72

Flora is hurrying home with a heavy bag of groceries. The sky is dark, but the streetlights haven’t come on yet. Her stomach knots as she thinks of how the police rebuffed her. Her face had flushed with shame when the female officer told her that it was a crime to make a false report. Still, she’d called back to tell them she’d seen the murder weapon. Now she keeps going over the conversation again and again in her mind.

“Police,” said the same officer who had just given her a warning.

“My name is Flora Hansen. I just called a moment ago,” she said, and swallowed hard.

“Yes, about the murders in Sundsvall,” the officer said calmly.

“I know where the murder weapon was hidden,” she lied.

“Do you realize that I am going to report you, Flora Hansen?”

“I’m psychic. I’ve seen the bloody knife. It’s in the water-dark, glittering water. That’s all I saw, but I… I can go into a trance and find out more, for a fee. I can point out the exact place.”

“Flora,” the officer said sternly, “if you persist, you will be under suspicion for a crime and the police will-”

Flora hung up.

Now she’s walking past the halal food market. She stops and looks in a garbage can for empty bottles, then she shifts the grocery bag to her left hand and keeps walking to the apartment building. The front lock has been broken and the elevator is stuck in the basement. Flora climbs the stairs to the second floor and unlocks the door to the apartment. She walks into the hall and flicks the light switch.

There’s a click, but the light does not go on.

She puts down the grocery bag, locks the door behind her, and slips off her shoes. As she bends over to put them away, the hair on her arms rises.

The apartment suddenly feels extremely cold.

She takes her wallet and the grocery receipt out of her purse as she walks down the hall to the dark living room. She can make out the sofa, the big worn armchair, and the dark pane of the television. There’s an odor of electric dust-a short in the wiring.

Without stepping into the living room, she reaches to turn on the lights. Nothing happens when she pushes the button.

“Is anyone home?” she whispers.

The floor shakes and a teacup rattles in its saucer.

There’s someone moving through the darkness.

Flora follows. The floor is cold beneath her feet. It feels as if someone has left the windows open too long on a winter day.
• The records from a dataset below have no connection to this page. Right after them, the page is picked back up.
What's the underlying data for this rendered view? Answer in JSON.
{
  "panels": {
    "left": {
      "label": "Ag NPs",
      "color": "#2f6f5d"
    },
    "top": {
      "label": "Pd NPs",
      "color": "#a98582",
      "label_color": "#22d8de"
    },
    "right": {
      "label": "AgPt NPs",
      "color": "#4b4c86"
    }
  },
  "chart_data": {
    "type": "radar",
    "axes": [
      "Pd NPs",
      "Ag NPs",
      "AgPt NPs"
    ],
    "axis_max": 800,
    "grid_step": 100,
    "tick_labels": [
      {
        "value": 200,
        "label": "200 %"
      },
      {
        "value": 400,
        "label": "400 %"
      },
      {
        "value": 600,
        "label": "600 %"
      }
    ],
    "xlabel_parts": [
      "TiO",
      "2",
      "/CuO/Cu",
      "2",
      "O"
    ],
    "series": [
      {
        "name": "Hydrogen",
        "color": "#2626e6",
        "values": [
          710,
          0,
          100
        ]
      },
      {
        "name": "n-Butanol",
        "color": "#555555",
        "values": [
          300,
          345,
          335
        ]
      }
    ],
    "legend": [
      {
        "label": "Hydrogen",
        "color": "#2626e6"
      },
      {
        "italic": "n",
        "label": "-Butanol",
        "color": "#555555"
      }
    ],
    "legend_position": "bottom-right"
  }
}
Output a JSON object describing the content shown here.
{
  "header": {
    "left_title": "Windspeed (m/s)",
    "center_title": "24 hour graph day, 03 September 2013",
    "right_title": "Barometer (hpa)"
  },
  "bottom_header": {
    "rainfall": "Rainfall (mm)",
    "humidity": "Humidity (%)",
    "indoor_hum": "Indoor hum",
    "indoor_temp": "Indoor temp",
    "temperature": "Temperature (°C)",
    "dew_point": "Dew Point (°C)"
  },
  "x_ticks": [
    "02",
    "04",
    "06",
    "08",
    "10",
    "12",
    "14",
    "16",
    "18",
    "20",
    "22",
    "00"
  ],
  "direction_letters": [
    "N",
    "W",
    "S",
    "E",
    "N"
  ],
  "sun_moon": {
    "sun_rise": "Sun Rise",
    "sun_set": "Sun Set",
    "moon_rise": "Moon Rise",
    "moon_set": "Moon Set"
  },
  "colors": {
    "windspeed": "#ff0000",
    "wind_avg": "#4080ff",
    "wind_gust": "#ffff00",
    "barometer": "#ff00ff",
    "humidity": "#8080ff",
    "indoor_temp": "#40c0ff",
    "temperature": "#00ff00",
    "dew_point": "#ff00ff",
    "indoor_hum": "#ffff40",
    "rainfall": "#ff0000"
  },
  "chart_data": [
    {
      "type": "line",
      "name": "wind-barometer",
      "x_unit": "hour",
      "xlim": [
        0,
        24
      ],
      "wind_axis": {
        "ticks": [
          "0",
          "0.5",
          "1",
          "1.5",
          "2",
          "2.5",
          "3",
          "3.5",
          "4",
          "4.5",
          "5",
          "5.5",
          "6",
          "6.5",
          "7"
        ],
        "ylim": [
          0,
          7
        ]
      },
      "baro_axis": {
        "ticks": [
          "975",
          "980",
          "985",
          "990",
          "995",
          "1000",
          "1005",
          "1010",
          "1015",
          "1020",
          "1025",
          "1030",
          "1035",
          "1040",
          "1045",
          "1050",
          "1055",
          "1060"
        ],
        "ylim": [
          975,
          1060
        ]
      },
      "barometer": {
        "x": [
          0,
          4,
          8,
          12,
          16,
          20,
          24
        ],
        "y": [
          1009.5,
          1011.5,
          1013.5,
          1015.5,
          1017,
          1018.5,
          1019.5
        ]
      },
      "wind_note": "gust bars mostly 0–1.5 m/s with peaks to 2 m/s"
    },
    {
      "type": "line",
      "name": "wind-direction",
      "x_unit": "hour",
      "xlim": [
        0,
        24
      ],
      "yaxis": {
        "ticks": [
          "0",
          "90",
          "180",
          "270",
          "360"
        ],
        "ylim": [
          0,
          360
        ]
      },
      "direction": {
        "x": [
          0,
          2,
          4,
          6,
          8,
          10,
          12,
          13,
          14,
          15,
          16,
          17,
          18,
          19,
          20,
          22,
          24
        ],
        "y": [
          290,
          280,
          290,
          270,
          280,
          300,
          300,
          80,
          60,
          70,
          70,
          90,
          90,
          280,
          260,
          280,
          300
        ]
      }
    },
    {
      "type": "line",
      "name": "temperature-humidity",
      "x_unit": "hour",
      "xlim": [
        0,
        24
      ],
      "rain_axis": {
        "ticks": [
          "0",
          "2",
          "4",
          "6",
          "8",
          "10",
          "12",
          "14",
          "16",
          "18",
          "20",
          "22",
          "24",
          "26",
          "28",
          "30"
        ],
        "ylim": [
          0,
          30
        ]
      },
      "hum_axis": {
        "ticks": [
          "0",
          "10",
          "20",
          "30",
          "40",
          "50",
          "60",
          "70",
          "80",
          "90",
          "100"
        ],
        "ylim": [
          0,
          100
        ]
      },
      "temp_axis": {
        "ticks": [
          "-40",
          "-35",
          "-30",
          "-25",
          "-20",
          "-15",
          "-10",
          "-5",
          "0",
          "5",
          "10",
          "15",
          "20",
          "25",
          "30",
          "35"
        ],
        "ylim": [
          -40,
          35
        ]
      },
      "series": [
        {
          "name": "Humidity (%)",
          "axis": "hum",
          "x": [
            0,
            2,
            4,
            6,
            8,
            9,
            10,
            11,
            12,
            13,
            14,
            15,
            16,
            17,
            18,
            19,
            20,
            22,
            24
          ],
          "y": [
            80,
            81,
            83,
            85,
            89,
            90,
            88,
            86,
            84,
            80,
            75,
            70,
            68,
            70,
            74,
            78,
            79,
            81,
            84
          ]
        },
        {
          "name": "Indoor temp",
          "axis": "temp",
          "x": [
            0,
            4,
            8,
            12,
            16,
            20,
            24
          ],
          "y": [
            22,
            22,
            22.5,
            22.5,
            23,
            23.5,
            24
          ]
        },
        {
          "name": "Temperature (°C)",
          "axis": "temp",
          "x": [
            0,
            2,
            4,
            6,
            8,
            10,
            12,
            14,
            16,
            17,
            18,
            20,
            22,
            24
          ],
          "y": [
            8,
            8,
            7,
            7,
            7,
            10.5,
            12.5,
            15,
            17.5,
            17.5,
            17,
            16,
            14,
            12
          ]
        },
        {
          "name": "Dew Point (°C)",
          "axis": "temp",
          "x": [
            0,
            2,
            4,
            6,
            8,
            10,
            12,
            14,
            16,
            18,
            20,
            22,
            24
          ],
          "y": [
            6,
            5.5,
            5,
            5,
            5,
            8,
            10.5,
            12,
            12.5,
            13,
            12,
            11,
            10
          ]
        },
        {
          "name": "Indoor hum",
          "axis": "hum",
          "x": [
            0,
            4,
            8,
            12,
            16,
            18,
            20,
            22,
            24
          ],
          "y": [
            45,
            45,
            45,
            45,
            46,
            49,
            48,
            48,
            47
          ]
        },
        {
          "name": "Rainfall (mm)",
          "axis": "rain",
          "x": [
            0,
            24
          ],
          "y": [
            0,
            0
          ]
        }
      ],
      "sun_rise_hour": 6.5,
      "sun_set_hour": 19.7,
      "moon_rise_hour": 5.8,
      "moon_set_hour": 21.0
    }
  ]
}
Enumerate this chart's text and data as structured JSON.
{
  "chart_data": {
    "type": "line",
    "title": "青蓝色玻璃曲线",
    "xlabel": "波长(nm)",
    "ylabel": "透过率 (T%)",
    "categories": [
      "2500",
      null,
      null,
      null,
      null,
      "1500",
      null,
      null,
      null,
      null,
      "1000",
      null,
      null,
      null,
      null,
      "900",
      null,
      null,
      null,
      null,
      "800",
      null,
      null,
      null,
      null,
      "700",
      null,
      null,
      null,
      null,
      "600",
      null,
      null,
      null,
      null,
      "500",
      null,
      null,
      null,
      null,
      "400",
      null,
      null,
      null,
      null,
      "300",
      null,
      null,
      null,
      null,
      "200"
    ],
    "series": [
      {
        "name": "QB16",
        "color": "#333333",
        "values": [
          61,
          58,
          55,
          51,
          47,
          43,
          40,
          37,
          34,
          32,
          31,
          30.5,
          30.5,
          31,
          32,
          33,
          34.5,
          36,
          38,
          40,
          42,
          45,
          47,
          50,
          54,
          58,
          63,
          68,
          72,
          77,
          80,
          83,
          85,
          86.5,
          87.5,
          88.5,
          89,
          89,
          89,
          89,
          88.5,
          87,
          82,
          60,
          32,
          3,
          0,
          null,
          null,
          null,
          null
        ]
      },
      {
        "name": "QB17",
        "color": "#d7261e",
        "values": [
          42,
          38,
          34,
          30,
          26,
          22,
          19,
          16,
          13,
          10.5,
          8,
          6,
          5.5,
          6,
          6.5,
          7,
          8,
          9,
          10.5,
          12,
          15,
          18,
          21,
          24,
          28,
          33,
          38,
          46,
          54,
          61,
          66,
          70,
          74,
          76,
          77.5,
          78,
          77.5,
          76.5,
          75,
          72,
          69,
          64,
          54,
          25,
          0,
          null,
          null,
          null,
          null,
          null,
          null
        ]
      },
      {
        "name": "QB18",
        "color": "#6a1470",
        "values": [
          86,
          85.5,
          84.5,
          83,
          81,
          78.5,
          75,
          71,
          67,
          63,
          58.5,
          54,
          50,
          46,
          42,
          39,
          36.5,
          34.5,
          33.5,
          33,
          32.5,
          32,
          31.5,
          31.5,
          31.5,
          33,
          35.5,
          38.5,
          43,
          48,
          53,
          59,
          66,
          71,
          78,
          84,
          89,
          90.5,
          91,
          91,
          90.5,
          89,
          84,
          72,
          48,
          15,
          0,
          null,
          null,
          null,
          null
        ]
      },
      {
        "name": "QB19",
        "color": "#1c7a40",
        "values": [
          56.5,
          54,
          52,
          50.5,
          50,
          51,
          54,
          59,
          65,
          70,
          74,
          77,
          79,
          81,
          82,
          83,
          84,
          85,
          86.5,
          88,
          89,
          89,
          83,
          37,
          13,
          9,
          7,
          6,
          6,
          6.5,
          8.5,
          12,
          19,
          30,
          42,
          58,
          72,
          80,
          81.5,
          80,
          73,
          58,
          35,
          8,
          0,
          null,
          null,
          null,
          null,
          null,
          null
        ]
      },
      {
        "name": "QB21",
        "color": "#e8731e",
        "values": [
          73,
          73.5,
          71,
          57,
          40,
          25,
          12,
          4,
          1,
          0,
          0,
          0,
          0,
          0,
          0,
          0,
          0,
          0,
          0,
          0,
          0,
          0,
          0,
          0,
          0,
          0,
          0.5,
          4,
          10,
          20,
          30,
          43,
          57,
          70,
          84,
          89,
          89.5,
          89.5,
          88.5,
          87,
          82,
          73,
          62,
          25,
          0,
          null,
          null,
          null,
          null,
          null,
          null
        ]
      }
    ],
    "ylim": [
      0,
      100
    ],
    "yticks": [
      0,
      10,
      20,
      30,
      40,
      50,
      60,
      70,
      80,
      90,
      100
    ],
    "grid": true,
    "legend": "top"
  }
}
The door to the bathroom is shut. As Flora reaches for the handle, she remembers that Ewa and Hans-Gunnar are not supposed to be home this evening. They are at a pizza parlor, celebrating a friend’s birthday. This means no one should be in the bathroom, but still she pushes open the door.

In the gray light of the bathroom mirror, she sees something that makes her stagger backward and gasp for breath.

On the floor of the bathroom, between the tub and the toilet, a girl is lying with her hands in front of her face. There’s a huge pool of blood next to her head and tiny red drops have spattered on the bathtub, the floor mat, and the shower curtain.

Flora trips over the vacuum cleaner hose and as her arm swings out, it catches Ewa’s plaster relief from Copenhagen. It crashes at the same time Flora does. Her head hits the hall floor.